Me Mathurin Dirabou, joint au téléphone, par ALERTE INFO, a expliqué que les actes préparatoires du procès ont connu “un retard’’ en raison notamment des vacances judiciaires.
Mercredi, devrait débuter à la Cour d’assises d’Abidjan le procès de 83 personnalités dont Simone Gbagbo, l’ex-Première dame, Michel Gbagbo, le fils de l’ancien président et Pascal Affi N’Guessan, le patron du Front populaire ivoirien (FPI), le parti de Laurent Gbagbo.
Tous sont cités à comparaître pour leur rôle présumé dans la crise post-électorale de 2010-2011.

Ils sont accusés d’ “atteinte à la sûreté de l’Etat, complot contre la défense nationale, constitution et direction de bandes armées, attentat à l’ordre public’’.
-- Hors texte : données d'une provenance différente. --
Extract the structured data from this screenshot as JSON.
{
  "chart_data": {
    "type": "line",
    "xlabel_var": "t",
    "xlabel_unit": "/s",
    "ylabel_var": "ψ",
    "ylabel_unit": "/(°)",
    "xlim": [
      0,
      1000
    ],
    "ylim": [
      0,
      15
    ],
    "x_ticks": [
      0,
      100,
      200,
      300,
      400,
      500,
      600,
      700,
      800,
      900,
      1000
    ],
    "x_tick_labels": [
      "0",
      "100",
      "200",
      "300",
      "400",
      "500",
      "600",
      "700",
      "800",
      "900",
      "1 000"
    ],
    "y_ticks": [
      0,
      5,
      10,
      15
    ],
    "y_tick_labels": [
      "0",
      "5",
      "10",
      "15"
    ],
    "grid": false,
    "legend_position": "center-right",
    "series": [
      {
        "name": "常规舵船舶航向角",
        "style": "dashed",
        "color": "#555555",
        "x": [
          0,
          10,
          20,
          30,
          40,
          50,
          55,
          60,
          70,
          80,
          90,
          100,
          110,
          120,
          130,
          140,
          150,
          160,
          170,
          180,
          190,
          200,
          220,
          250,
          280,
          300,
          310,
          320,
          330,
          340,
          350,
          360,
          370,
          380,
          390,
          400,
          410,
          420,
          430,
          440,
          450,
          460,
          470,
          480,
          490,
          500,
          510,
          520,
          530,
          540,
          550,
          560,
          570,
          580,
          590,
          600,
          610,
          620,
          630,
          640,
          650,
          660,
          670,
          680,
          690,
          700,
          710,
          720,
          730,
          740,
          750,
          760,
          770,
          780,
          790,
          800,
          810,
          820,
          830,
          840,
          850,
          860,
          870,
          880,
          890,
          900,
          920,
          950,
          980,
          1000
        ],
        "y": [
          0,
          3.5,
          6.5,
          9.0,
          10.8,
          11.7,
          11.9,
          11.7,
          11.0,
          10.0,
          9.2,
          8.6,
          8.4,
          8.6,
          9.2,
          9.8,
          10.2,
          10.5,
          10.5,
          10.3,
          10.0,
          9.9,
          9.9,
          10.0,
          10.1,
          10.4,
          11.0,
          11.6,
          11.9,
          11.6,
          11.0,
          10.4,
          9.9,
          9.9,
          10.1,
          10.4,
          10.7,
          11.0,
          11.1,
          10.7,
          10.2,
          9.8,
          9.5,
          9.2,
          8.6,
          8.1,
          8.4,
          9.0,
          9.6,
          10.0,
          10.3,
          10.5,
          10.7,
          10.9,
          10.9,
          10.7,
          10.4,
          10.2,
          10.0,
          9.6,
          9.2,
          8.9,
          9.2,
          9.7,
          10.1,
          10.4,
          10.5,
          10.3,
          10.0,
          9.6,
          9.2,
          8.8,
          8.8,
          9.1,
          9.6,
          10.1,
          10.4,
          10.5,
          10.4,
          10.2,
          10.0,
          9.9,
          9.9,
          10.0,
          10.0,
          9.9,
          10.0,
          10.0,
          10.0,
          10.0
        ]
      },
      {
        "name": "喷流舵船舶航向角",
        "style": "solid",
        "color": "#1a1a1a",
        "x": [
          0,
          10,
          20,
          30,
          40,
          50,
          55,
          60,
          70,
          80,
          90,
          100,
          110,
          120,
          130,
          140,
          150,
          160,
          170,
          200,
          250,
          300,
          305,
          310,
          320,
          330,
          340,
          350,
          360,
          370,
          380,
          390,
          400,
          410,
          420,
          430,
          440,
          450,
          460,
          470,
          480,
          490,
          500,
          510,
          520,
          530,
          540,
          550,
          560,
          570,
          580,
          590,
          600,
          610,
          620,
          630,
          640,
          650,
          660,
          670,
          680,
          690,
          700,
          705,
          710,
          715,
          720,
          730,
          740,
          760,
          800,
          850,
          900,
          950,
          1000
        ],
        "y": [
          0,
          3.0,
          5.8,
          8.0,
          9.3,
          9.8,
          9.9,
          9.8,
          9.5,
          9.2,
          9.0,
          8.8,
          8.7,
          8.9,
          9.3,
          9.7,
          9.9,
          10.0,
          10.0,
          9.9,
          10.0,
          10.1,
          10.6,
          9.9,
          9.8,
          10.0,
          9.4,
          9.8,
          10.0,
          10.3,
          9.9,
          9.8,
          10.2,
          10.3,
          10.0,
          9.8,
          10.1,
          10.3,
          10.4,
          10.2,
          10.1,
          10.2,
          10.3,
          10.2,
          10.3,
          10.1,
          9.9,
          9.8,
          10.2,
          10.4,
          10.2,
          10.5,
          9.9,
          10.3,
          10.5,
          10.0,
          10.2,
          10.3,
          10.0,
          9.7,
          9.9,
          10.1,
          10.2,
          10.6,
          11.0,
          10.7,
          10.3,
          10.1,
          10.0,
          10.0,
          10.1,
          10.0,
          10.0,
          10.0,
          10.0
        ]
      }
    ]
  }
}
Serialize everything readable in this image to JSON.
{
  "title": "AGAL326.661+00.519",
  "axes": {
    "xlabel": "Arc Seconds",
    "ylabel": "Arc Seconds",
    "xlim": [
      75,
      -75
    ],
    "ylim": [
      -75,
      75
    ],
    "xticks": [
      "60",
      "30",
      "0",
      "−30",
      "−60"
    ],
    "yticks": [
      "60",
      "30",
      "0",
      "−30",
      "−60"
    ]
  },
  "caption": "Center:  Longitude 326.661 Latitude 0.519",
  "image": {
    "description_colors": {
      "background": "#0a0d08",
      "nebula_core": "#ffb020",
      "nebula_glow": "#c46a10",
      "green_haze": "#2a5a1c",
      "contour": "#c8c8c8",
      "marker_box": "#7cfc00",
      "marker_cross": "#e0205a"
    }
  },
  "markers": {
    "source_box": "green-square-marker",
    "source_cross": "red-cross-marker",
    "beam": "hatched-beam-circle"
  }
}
Face à la presse, Pascal Affi N’Guessan a dénoncé lundi un procès « politique » visant à « museler l’opposition » avant la présidentielle de 2015.
Le régime veut « décapiter et museler l’opposition à l’approche des échéances électorales de 2015″, a accusé le président du FPI, pour qui cette procédure constitue « le pendant national » du procès de Laurent Gbagbo devant la Cour pénale internationale (CPI), qui le poursuit pour « crimes contre l’humanité ».